Consider what happens if you fail to believe the word here. What happens if you let yourself believe that the commands of God are burdensome? If you let yourself think God’s commands are burdensome, you will not connect obedience to those commands with the love of Christ. No way would you say to yourself that your failure to obey a burdensome command is you not loving Jesus. You will begin to give yourself a pass on the commands you find burdensome.

Think about how many folks hold a Bible in one hand even as they disobey the commands of the Lord. Husbands are nasty to their wives as if the call to love your wife as Christ loves the church is burdensome. Women fight against the biblical pattern for the structure of the family or the church as if God’s ordering is burdensome. Married couples walk away from their marriages without biblical justification, believing that God’s standards for marriage are just too burdensome. Singles ignore God’s commands for sexual purity as if God’s commands are too burdensome. Some battle against the fact that God created us male and female as if the very idea of creation in the image of God and genuine gender is burdensome. Some churches refuse to preach the word fearing the loss of a crowd as if the word that would be preached is burdensome. Many in seats or pews ignore the study of doctrine, preferring self-help and emotionalism over Scripture, as if the study of the Lord and his true ways is burdensome.

On and on I could go. And, let me be fair, where I refuse to obey the commands of God, when I give myself a pass to vent my cranky spirit or shrink back from the call to seek to make disciples, when I want to be lazy when God’s word calls for action, am I not also pretending that God’s word is just too burdensome for me in that moment? I’m not writing from a position of superiority. But I am writing to challenge both you and me.
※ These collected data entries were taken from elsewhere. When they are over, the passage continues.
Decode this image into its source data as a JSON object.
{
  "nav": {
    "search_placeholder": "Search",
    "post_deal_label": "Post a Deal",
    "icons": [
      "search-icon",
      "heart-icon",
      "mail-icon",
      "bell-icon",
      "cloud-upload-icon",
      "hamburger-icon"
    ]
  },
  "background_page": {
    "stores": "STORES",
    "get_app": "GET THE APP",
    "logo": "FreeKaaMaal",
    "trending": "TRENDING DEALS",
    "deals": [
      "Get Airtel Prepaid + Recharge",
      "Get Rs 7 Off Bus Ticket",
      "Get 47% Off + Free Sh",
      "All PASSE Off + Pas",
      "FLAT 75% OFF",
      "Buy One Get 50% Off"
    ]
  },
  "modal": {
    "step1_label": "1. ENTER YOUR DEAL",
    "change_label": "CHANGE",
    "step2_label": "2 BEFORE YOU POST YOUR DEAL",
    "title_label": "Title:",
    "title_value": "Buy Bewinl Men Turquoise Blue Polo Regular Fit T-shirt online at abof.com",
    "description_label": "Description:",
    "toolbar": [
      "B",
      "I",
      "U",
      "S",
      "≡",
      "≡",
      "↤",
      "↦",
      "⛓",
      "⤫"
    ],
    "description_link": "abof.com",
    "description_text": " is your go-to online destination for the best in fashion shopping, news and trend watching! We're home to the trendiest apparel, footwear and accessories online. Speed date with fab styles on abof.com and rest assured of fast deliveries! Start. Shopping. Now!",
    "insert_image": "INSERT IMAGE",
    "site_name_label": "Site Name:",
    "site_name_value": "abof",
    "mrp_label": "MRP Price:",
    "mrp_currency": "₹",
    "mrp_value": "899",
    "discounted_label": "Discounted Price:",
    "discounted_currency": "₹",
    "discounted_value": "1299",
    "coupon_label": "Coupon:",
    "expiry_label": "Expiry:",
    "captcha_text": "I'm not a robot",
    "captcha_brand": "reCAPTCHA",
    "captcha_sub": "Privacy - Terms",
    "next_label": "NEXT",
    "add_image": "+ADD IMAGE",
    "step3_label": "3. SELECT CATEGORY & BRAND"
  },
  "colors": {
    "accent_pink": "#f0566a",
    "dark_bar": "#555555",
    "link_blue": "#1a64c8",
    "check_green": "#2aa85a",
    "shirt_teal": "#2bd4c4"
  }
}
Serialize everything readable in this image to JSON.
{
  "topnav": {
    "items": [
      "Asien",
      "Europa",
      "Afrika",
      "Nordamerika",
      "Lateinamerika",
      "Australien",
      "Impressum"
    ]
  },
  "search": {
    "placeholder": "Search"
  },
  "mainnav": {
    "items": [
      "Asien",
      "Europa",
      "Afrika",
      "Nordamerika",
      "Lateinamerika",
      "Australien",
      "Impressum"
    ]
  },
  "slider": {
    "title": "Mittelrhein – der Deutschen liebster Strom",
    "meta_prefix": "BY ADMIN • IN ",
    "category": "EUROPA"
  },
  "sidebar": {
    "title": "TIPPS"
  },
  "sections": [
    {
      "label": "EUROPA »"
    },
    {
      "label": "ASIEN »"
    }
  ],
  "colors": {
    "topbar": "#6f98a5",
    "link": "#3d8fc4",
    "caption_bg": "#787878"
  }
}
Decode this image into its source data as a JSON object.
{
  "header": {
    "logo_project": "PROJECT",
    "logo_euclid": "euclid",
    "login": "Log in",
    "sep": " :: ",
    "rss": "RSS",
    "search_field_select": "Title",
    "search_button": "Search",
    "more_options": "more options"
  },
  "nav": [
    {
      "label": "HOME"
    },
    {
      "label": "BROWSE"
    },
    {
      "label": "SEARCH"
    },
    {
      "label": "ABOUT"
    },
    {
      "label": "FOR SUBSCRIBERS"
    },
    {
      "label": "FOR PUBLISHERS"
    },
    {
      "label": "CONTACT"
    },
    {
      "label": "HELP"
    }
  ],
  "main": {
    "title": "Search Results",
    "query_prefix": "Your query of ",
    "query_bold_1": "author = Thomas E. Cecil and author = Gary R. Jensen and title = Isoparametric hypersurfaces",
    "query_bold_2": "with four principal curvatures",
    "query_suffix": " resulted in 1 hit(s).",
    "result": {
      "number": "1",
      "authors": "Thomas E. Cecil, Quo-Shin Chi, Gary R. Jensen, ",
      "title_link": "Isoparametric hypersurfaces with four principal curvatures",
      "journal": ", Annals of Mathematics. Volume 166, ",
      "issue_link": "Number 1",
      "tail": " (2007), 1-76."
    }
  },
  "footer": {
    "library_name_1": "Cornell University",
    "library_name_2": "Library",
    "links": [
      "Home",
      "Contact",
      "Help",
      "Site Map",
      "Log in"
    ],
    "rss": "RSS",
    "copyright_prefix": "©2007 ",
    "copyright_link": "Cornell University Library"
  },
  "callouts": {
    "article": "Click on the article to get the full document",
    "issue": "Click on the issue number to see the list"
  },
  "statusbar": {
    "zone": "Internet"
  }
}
God is good. God’s word is true. God’s ways are right. God’s commands are perfect, even those our culture hates. God’s commands are not burdensome. Obeying God’s commands is part of loving God. It is time for us to reset our understanding of Scripture by reminding ourselves that to love Jesus includes obedience to the word, and the word we obey is not, regardless of what our flesh would say, burdensome. No, we do not obey in our own strength. We rely on the Spirit of God. WE remain connected with other believers who will hold us accountable. We gather with believers and are fed by the word, strengthened when we sing the truth, nourished and convicted in Lord’s Supper, and refueled to continue in the process of sanctification. We do not do this alone or by our own strength. But we will, if we love Jesus, regularly recommit ourselves to loving him by obeying his commands. And his commands are not burdensome. Believe that word of God.